The old saying that familiarity breeds contempt may be a little strong but it is probably fair to say that familiarity breeds indifference. Things that we see every day, incidents that are common occurrences get swept to the back of our minds and are glazed over so that we can concentrate on the unusual. This is probably a hangover from our stone-age past where it was important that if it was game to be hunted, we would not only see it but take notice of it. It was equally important that we be aware of danger: -“mind that Sabre Tooth”. The familiar non-threatening objects were just ignored.
Crimson Rosellas (Platycercus elegans) are very common in my area. Now I won’t say that they go unnoticed but it is true that not much attention is paid to them. Working in the garden their “quiet chuckle” call or their louder clear call evokes little more than a quick thought of recognition. Driving the roads there is often the flash of red as a small flock takes off from the verge where it has been feeding on grain spilled from a truck. Once again there is little more than that flash of recognition.
The MYN aim is to raise awareness of the common creatures that live in our local areas. Last year MYN co-founder Clay Bolt challenged me with – “some pictures of Lorikeets and maybe Kookaburras would look pretty good in the MYN style”. And yes, they too are common enough. I know when judging nature photo competitions, there is a mental flash whenever a Kookaburra picture is presented, “Oh yes, another bloomin’ Kooka”. This is probably quite unfair, but they do turn up a lot in competition. The problem from a MYN perspective lies in getting that burnt out background behind them. I was too polite to say to Clay: – “In your dreams.” Never the less it provoked quite a lot of thought about where there might be birds that were habituated enough to humans that they would tolerate setting up a “field studio”.
My wife and I quite often take sandwiches and a thermos and have lunch or our evening meal at Lake Bellfield, about a half hour drive from home. There I examine the trees for insects and she delights in the wrens. That’s where the eureka moment happened. Picnickers are often harassed by Crimson Rosellas. Not Lorikeets or Kookaburras but hey, maybe Rosellas would do. After several thwarted attempts – usually caused by such technical details as the wretched birds deciding that someone else’s food looked better than mine – I was able to get undisturbed access to the birds. Other technical problems were such things as too many birds and getting the birds to perch on the piece of branch I provided rather than on my soft boxes.
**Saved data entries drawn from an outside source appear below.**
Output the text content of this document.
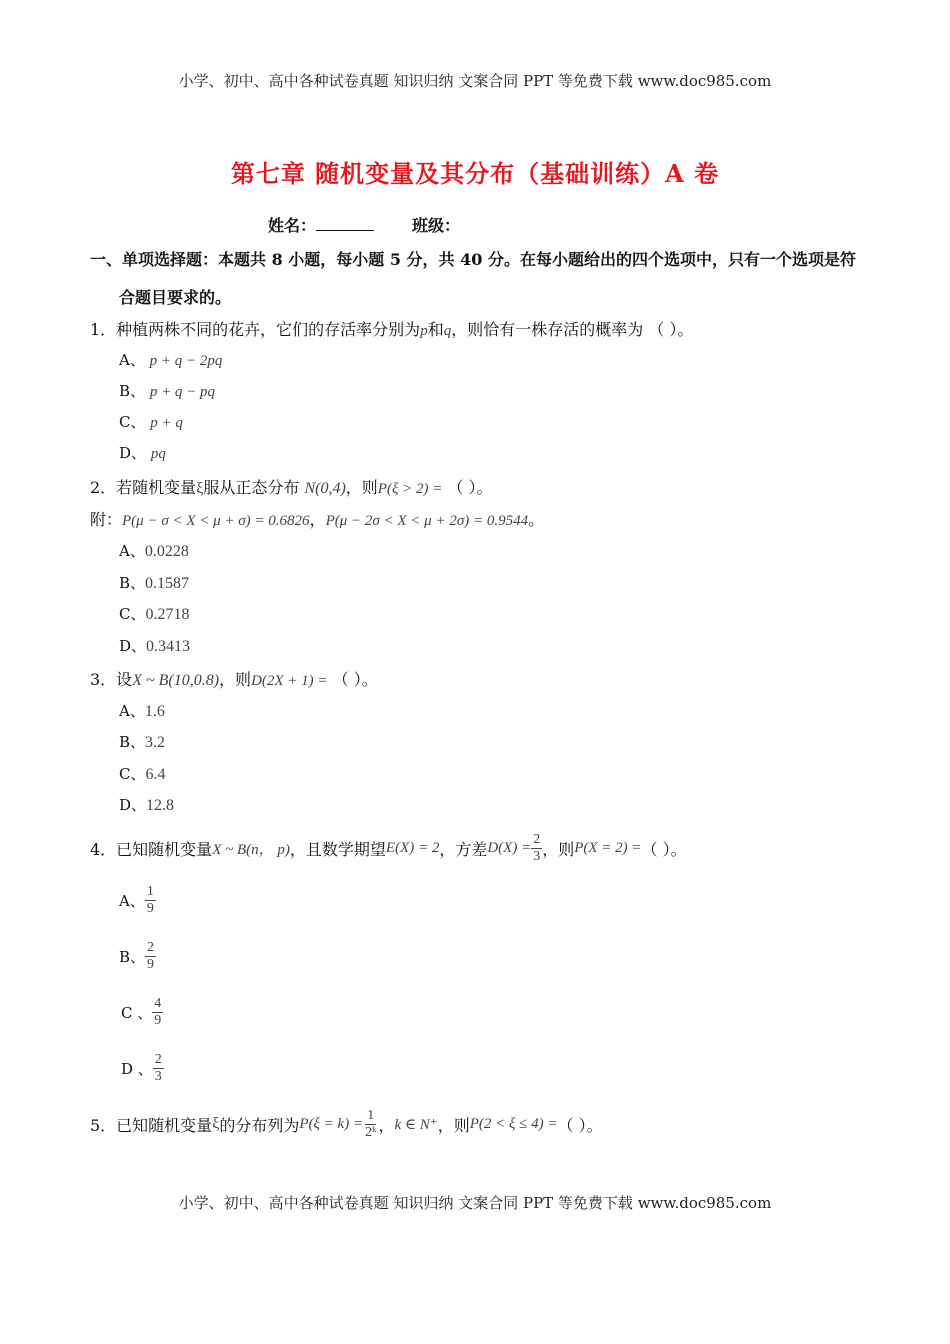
小学、初中、高中各种试卷真题 知识归纳 文案合同 PPT 等免费下载 www.doc985.com
第七章 随机变量及其分布（基础训练）A 卷
姓名：	班级：
一、单项选择题：本题共 8 小题，每小题 5 分，共 40 分。在每小题给出的四个选项中，只有一个选项是符
合题目要求的。
1．种植两株不同的花卉，它们的存活率分别为p和q，则恰有一株存活的概率为 （ ）。
A、 p + q − 2pq
B、 p + q − pq
C、 p + q
D、 pq
2．若随机变量ξ服从正态分布 N(0,4)，则P(ξ > 2) = （ ）。
附：P(μ − σ < X < μ + σ) = 0.6826，P(μ − 2σ < X < μ + 2σ) = 0.9544。
A、0.0228
B、0.1587
C、0.2718
D、0.3413
3．设X ~ B(10,0.8)，则D(2X + 1) = （ ）。
A、1.6
B、3.2
C、6.4
D、12.8
4．已知随机变量 X ~ B(n， p) ，且数学期望 E(X) = 2 ，方差 $D(X) = \frac{2}{3}$ ，则 P(X = 2) = （ ）。
A、 $\frac{1}{9}$
B、 $\frac{2}{9}$
C 、 $\frac{4}{9}$
D 、 $\frac{2}{3}$
5．已知随机变量 ξ 的分布列为 $P(\xi = k) = \frac{1}{\text{2ᵏ}}$ ， k ∈ N⁺ ，则 P(2 < ξ ≤ 4) = （ ）。
小学、初中、高中各种试卷真题 知识归纳 文案合同 PPT 等免费下载 www.doc985.com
On the last occasion I was out there the birds were just starting to come in and even land on the prop provided when a kid ran up with a piece of bread to feed the birds. The immediate reaction of “……….” had to be stifled as I reminded myself that the object of my photography was not just to get a good image for MYN but to get an image that sparks interest in the subject. The little grot didn’t need my picture to be interested, and what’s more he didn’t have an electronic device in hand. I should have been rejoicing! Still, I am only human.
I had photographed these birds conventionally before, but by photographing them with the pure white background; I saw them in a whole new light. The brilliant reds and the shadings of blue jumped right out and what was a very common species became uncommonly beautiful. To me this is the magic of the MYN process and the field studio, taking the familiar and elevating it to star status.